July 28, 2009

¿Cuándo nos insensibilizamos?

¿Qué nos pasó? ¿En qué momento pasamos de ser pueblo a ser individuo?

Durante el fin de semana largo, una masacre sacudió nuevamente los noticiarios. En esta ocasión ocurrió en un lugar público durante horas de la madrugada y mientras comensales y clientes se encontraban dentro. La escena del crimen fue el restaurant El Taquito en Isla Verde. El lugar sirve de restaurant y en la noche se dan cita los jóvenes y turistas, puesto que está en plena Marginal Isla Verde.

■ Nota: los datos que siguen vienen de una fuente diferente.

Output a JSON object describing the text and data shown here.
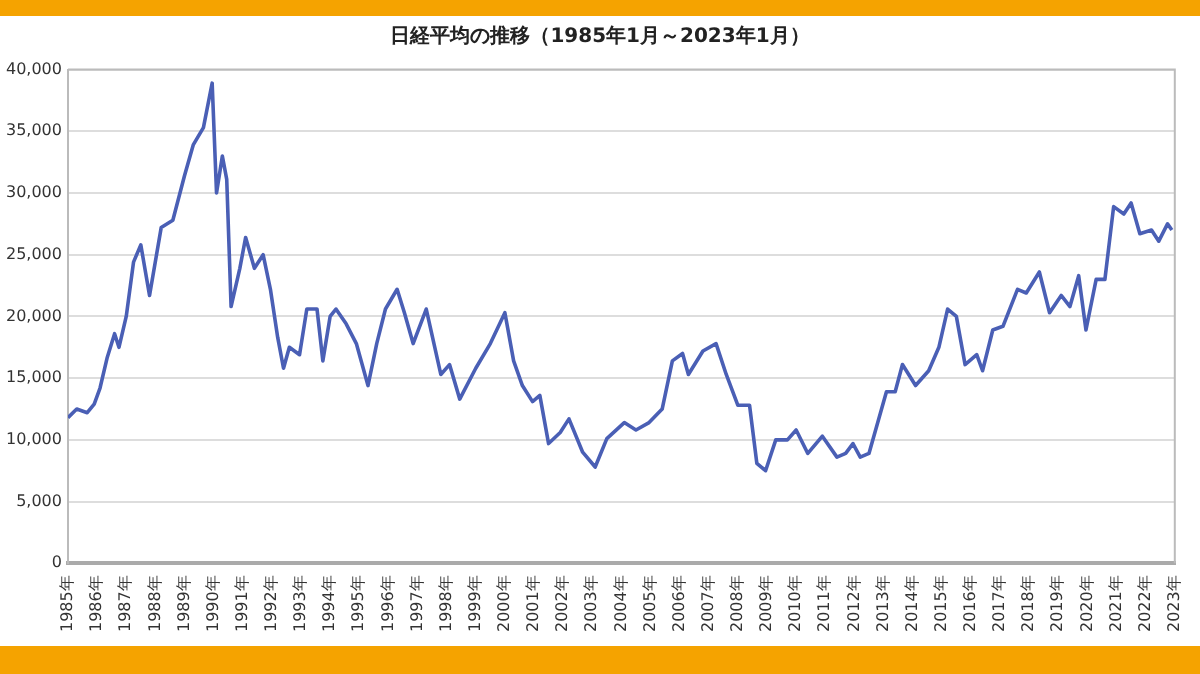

Los sucesos fueron como siguen: Un hombre llega en una motora a eso de las 4:40 am al lugar y sin mediar palabra y mirar a los presentes abre fuego contra los individuos. Mató a 3 e hirió a una cuarta persona inocente que se encontraba en el lugar, luego de haber salido de su trabajo.

A pesar de que en lugar había gente, impera la ley del silencio. Nadie vio ni escuchó. Nadie coopera.

Esto me lleva al tema de este post, ¿en que momento nos insesibilizamos? ¿Cuándo dejó de importarnos el mal ajeno? Cierto es, la policía de PR no actúa correctamente, he escuchado personas que se quejan porque no le han brindado la protección necesaria o porque no escucharon su declaración. Pero, y me corrigen si me equivoco, hay líneas telefónicas a donde uno llama y dice lo que vio o escucho en carácter de anonimato. ¿No es eso una opción viable?

El problema de esto es que en muchos casos nos damos cuenta cuando afecta directamente. En la mayoría de estos casos, los familiares, madres, padres, hijos o la misma víctima reclama desesperadamente que los testigos hablen. Es entonces cuando se nos parte el corazón. Es horrible escuchar la historia de estas víctimas, directas o indirectas, suplicar por que se esclarezca el caso. Es penoso saber que alguien más escuchó o vió y que su declaración puede cambiar el curso de la investigación.

Cada vez que veo uno de estos casos, inevitablemente pienso, ¿y si fuera yo o uno de los míos? ¿Cómo reaccionaría si la víctima fuera mi madre, mi tía, mi prima, mi hermano o mi amigo? ¿Se imagina usted la impotencia que se siente, eso sumado al dolor de la pérdida. Saber que haya afuera alguien sabe y calla.

La ola de violencia sigue creciendo, pero si alguno tiene un granito de arena que aportar, ¿qué nos detiene? En parte creo que los criminales continuan haciendo de las suyas, porque saben que tienen cómplices. Sí, el silencio nos hace cómplices. A mí me dijeron de pequeña que tan pillo es el que roba, como el que ve robar y no hace nada. Pues quizás hace falta recalcar que tan asesino es quien mata como el que ve matar y calla. Y por matar podemos cambiar el verbo a violar, asaltar, chocar, golpear... En fin, póngamonos en el lugar de la víctima y de su familia que también son víctimas y que en muchos casos resultan más afectados que la víctima directa.

Seamos pueblo, no individuo. Vivir en la burbuja no nos va a salvar al contrario.